The issue here arises when someone distributes the App with DRM (Apple). They are at fault. Not the developer/publisher of the App.
The terms of the GPL had not been violated until the first person downloaded the App from the App Store.
I'm sorry but you are wrong. When you upload an app into apples App store, you take full responsibility for the app, and you agree to Apples terms and conditions for Apple to distribute the app for you.
VLC should have read all of the terms and conditions to see if their apps licensing conflicted with any of Apples rules. Apple can't change the entire app store because one developer failed to notice that the app he ported voilated GPL. Its not Apples responsibility to sift through tens of thousands of different licensing agreements for apps that were ported into their platform, its the developers responsibility to make sure their app complies.
There is tons of documentation on all of this stuff in the Apple developers portal.
VLC failed to read apples terms and conditions, submitted their app, then cried because it violated their GPL. VLCs fault, not Apples. VLC has no leg to stand on because in the end, they agreed to Apples terms and conditions before submitting the app.

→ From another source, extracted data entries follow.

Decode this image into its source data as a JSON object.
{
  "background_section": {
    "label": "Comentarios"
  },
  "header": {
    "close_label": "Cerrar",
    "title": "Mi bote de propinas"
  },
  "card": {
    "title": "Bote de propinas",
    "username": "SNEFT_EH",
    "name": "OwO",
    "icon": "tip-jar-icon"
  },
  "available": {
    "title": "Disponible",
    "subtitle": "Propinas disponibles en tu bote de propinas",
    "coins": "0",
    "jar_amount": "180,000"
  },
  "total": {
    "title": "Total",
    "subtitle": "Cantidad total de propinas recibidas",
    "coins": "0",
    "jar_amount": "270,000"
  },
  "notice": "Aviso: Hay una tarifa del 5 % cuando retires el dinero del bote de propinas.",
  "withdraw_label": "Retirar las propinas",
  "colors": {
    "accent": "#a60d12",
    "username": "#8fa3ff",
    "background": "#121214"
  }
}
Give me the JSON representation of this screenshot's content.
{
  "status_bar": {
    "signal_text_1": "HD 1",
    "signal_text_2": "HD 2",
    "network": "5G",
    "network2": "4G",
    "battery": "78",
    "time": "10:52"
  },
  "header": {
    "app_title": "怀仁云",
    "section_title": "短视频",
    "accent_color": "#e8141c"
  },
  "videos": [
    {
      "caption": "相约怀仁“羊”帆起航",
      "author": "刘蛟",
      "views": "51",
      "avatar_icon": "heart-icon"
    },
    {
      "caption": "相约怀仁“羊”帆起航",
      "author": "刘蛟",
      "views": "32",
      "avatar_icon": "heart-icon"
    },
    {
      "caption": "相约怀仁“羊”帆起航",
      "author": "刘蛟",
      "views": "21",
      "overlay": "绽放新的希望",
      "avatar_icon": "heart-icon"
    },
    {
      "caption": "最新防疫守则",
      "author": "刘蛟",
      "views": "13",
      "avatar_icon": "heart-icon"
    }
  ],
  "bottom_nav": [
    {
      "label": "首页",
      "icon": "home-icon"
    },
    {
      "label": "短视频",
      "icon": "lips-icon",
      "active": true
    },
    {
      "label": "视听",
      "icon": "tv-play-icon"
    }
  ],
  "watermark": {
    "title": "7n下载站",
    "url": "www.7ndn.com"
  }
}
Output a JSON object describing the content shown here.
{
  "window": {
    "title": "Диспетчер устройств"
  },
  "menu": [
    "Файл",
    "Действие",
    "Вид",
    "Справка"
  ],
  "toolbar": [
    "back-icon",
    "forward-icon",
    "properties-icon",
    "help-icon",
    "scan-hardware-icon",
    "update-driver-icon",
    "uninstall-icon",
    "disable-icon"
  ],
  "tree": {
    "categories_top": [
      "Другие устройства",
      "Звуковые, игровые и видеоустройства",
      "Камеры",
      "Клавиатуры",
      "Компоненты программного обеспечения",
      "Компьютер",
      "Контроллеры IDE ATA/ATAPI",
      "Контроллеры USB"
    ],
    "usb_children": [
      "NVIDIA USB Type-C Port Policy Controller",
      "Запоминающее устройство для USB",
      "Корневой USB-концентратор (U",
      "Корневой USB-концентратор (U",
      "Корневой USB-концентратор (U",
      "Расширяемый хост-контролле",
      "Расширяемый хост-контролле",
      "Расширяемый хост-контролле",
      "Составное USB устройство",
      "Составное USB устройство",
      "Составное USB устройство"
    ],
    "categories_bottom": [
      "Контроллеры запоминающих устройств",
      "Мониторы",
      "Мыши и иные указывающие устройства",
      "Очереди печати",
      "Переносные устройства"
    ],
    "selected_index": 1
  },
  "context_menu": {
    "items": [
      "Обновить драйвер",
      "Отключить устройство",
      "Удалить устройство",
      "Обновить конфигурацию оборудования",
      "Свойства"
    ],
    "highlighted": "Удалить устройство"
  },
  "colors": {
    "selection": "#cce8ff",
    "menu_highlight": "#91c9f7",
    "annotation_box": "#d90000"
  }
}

EDIT: Here it is, from the iOS developer agreement: (FOSS is Free Open Source Software)
3.3.20 If Your Application includes any FOSS, You agree to comply with all applicable FOSS licensing terms. You also agree not to use any FOSS in the development of Your Application in such a way that would cause the non-FOSS portions of the Apple Software to be subject to any FOSS licensing terms or obligations.
The bottom line is, if anyone wants VLC, grab it now because Apple is going to yank it for sure.
EDIT2: I just realized I sound nasty in this post. I mean no offense Daveoc64

I'm just trying to weed out the details.